Some stem cell researchers are working to develop techniques of isolating stem cells that are as useful as embryonic stem cells, but don’t require a human embryo. Anthony Atala of Wake Forest University said “ The fluid surrounding the fetus has been found to contain stem cells that when utilized correctly, can be metamorphosed towards cell types such as fat, bone, muscle, blood vessel, nerve, and liver cells. The extraction of this fluid is thought not to harm the fetus in anyway.” He hopes that these cells will provide a valuable resource for tissue repair and for engineered organs as well.
Embryonic stem cell research is by far a controversial debate.

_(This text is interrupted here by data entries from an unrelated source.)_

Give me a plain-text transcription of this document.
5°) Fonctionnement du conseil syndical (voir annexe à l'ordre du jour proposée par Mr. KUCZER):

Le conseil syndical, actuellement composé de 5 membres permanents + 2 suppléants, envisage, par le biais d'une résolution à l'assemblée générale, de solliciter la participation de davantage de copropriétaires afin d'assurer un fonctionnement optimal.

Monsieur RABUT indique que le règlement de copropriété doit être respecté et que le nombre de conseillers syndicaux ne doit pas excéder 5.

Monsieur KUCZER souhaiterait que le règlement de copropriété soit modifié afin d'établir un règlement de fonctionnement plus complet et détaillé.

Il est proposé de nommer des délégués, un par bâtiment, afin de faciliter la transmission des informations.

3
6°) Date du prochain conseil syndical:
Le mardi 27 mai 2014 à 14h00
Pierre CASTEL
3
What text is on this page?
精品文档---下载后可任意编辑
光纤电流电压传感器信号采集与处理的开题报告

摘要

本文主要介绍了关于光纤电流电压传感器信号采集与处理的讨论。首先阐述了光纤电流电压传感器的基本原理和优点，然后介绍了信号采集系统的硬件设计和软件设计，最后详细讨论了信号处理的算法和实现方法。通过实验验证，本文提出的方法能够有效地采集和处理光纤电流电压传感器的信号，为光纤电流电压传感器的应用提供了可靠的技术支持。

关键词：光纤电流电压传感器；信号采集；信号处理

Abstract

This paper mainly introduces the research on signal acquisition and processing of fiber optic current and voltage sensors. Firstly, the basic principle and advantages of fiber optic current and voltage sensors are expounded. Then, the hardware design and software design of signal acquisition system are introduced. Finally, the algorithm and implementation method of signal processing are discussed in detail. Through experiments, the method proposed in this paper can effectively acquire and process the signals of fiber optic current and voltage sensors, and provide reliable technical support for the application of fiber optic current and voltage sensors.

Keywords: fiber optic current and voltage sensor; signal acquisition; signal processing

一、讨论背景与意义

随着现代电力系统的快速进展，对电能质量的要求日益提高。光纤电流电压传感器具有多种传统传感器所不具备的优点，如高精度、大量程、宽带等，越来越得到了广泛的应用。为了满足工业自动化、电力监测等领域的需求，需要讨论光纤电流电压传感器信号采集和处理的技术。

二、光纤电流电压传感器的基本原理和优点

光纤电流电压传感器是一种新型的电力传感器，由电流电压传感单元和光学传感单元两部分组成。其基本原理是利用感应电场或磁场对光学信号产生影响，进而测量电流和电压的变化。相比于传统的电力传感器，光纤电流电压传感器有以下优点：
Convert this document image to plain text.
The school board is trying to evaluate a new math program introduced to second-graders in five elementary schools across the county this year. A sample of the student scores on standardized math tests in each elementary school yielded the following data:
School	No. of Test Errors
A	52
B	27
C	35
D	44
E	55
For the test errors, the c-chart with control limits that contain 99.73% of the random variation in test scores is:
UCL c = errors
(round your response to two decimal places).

With present day technology, the creation of a human embryonic stem cell line requires the destruction of a human embryo. Current stem cell issues have motivated the pro-life movement, whose members believe that human life begins at conception. A portion of stem cell researchers use embryos that were created and not used in invitro fertilization treatments to create new stem cell lines. Most of the embryos are to be destroyed, or stored long past their viable storage life anyway. In the U.S. alone, there have been at least 400,000 embryos that have gone to waste.
Medical researchers agree that stem cell research has the potential to dramatically alter ways of understanding and treating diseases. In August 2000, The U.S National Institute of Health’s Guidelines Stated: “ Research involving human pluripotent stem cells promises new treatments and possible cures for many debilitating diseases and injuries, including Parkinson’s Disease, diabetes, heart disease, multiple sclerosis, burns, and spinal cord injuries. The National Institute of Health believes the potential medical benefits of human pluripotent stem cell technology are compelling and worthy of pursuit in accordance with appropriate ethical standards”
In 2006 researchers at Advanced Cell Technology of Worcester, MA accomplished obtaining stem cells from mouse embryos without destroying them. If this technique and its reliability are improved, it could alleviate some of the ethical concerns. In 2005 The National Institute of Health funded $6.7 million dollars worth of stem cell research. In 2005 the state of California also took out 3 billion dollars in bond loans to fund embryonic stem cell research. Since president Barack Obama removed the restriction of government funding for stem cell research they are now being funded federally.
If you look at both sides to this debate each side has very good reasoning. Although embryonic stem cells are the best approach in finding a cure for certain diseases it does involve risk, injury ,or even death to an unborn fetus.